Nous avons souligné différentes problématiques en lien avec la précarité menstruelle qui ne concerne pas que l’accès. Il y a donc beaucoup de choses à revoir dans les prisons dites pour femmes en n'oubliant pas d’utiliser un prisme d’analyse intersectionnel. Voici quelques pistes de réflexion et d’action que nous proposons afin de se mobiliser en faveur des droits fondamentaux et de la dignité des personnes menstruées en prison :

  1. Miser sur la gratuité des produits menstruels et sur leur accessibilité. Lorsqu’on parle d’accessibilité, on parle notamment du fait que les personnes menstruées puissent se servir et utiliser des produits sans avoir à demander à des agent.es. L’accessibilité inclut aussi la disponibilité, car oui, les produits peuvent être en accès libre, mais s’il n’y en a pas, cela ne résout pas le problème. Il pourrait aussi être pertinent d’investir dans les soins menstruels (bouillottes, thés, antidouleurs, consultations médicales…) dans les enceintes des prisons.
  2. Favoriser l’éducation aux menstruations pour le personnel dans les prisons afin que les enjeux soient compris, afin de travailler sur l’empathie de ces personnes et mettre fin aux tabous et aux discriminations à plus long terme.
  3. Travailler sur la salubrité des lieux et sur l’entretien des installations afin que les personnes menstruées aient accès à des douches, à des toilettes et à des espaces privés propres.
  4. Allouer des ressources financières pour les personnes menstruées et leurs besoins : en effet, ce n’est pas parce qu’elles sont moins de 3000, qu’elles doivent passer inaperçues dans le système carcéral. Il n’est plus envisageable, par exemple, de ne pas avoir de stock de produits menstruels et de devoir attendre des semaines pour obtenir des produits. Pour rappel, un cycle dure plusieurs jours seulement, et non des semaines, alors l’attente est insatisfaisante.

On ne peut pas continuer de fonctionner en tant que société en prenant toujours pour référence le point de vue des personnes dominantes et privilégiées et cette réflexion s’applique aussi pour les prisons et leur organisation. Ainsi, pour détruire cette vision, il est indispensable d’utiliser un prisme intersectionnel dans les réflexions et dans la mise en place d’actions. L’intersectionnalité nous permet d’envisager que les personnes ont différentes identités dans la société et qu’à cause du système en place, ces identités et leur croisement peuvent être source d’oppressions ou de privilèges. Ces identités sont multiples et concernent, par exemple, le genre, la couleur de peau, la classe sociale, le handicap…

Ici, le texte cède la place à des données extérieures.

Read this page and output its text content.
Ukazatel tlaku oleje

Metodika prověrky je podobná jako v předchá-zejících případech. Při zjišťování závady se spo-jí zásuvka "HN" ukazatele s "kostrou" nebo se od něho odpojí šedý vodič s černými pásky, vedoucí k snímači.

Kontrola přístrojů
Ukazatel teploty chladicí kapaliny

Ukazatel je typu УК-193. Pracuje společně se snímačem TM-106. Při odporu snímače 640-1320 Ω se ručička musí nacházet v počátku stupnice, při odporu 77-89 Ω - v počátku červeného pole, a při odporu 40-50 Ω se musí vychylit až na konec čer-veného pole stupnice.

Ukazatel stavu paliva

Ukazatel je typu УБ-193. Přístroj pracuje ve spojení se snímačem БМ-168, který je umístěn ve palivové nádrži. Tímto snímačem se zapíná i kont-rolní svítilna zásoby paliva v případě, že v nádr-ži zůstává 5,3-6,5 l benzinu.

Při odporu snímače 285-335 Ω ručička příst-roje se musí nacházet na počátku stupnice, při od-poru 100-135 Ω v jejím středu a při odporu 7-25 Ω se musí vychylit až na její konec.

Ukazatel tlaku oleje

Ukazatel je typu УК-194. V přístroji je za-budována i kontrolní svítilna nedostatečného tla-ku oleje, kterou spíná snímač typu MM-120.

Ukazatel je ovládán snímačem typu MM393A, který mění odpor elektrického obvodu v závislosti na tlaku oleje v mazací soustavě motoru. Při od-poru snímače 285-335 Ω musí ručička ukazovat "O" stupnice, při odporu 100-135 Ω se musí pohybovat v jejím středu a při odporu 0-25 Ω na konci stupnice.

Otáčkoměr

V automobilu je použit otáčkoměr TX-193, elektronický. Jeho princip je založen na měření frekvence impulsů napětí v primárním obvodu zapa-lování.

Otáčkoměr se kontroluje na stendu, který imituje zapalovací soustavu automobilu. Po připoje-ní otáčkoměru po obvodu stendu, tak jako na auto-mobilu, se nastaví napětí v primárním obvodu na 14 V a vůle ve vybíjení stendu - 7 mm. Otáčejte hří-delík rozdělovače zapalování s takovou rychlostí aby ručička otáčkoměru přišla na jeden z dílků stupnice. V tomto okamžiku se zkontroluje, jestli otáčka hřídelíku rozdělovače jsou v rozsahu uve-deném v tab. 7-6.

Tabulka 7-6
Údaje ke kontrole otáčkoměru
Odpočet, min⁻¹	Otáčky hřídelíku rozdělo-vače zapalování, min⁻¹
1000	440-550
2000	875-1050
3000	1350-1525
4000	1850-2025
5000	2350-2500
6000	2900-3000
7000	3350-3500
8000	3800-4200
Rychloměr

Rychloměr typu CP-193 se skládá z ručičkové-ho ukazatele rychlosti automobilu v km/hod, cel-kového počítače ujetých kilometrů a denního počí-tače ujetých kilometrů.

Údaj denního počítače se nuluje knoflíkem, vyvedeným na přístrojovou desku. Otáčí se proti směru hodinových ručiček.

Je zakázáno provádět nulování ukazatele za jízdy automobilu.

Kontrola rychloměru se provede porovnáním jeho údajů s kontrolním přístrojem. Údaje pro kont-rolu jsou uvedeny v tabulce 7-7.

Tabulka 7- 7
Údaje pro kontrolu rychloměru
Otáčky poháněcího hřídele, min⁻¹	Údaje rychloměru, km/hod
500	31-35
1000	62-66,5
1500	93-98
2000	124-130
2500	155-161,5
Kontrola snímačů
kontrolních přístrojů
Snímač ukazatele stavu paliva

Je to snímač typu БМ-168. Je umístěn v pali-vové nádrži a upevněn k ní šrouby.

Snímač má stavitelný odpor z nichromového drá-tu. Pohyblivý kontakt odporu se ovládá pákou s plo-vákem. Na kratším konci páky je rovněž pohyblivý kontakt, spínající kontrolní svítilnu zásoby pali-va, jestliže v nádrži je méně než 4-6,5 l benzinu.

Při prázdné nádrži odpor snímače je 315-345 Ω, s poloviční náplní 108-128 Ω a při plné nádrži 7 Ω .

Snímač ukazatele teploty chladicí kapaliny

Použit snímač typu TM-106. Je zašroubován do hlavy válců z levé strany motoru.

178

Au tout début, nous avons évoqué le nombre de femmes autochtones dans les prisons, un chiffre qui est clairement démesuré : pour rappel, elles représentent plus de la moitié des détenues au Canada alors qu’elles ne forment que 4% de la population féminine canadienne. Ce constat révoltant nous rappelle l’inégalité des autochtones au Canada face aux prisons: en effet, en analysant ces chiffres, nous constatons que les autochtones, peu importe leur genre, vont plus souvent être placés en prisons que des personnes blanches, ce qui peut s’expliquer majoritairement par l’ancien système colonial qui tendait à discriminer ouvertement les autochtones. Techniquement, ce système a été aboli mais notre société actuelle étant dans sa continuité et basé sur des politiques racistes et non inclusives, la discrimination à l’égard des autochtones est toujours tangible. En appliquant ce prisme, il est facile de conclure que dans les prisons dites pour femmes, les femmes autochtones sont plus susceptibles de souffrir démesurément de la précarité menstruelle.

Pour approfondir vos connaissances sur ce sujet, nous vous recommandons le livre de Louise Henry, Délivrez-nous de la prison Leclerc !qui est un témoignage des conditions de vies désastreuses subi par les détenues au Québec.. En anglais, vous pouvez aussi lire le livre d’Angela Davis, Are Prisons Obsolete?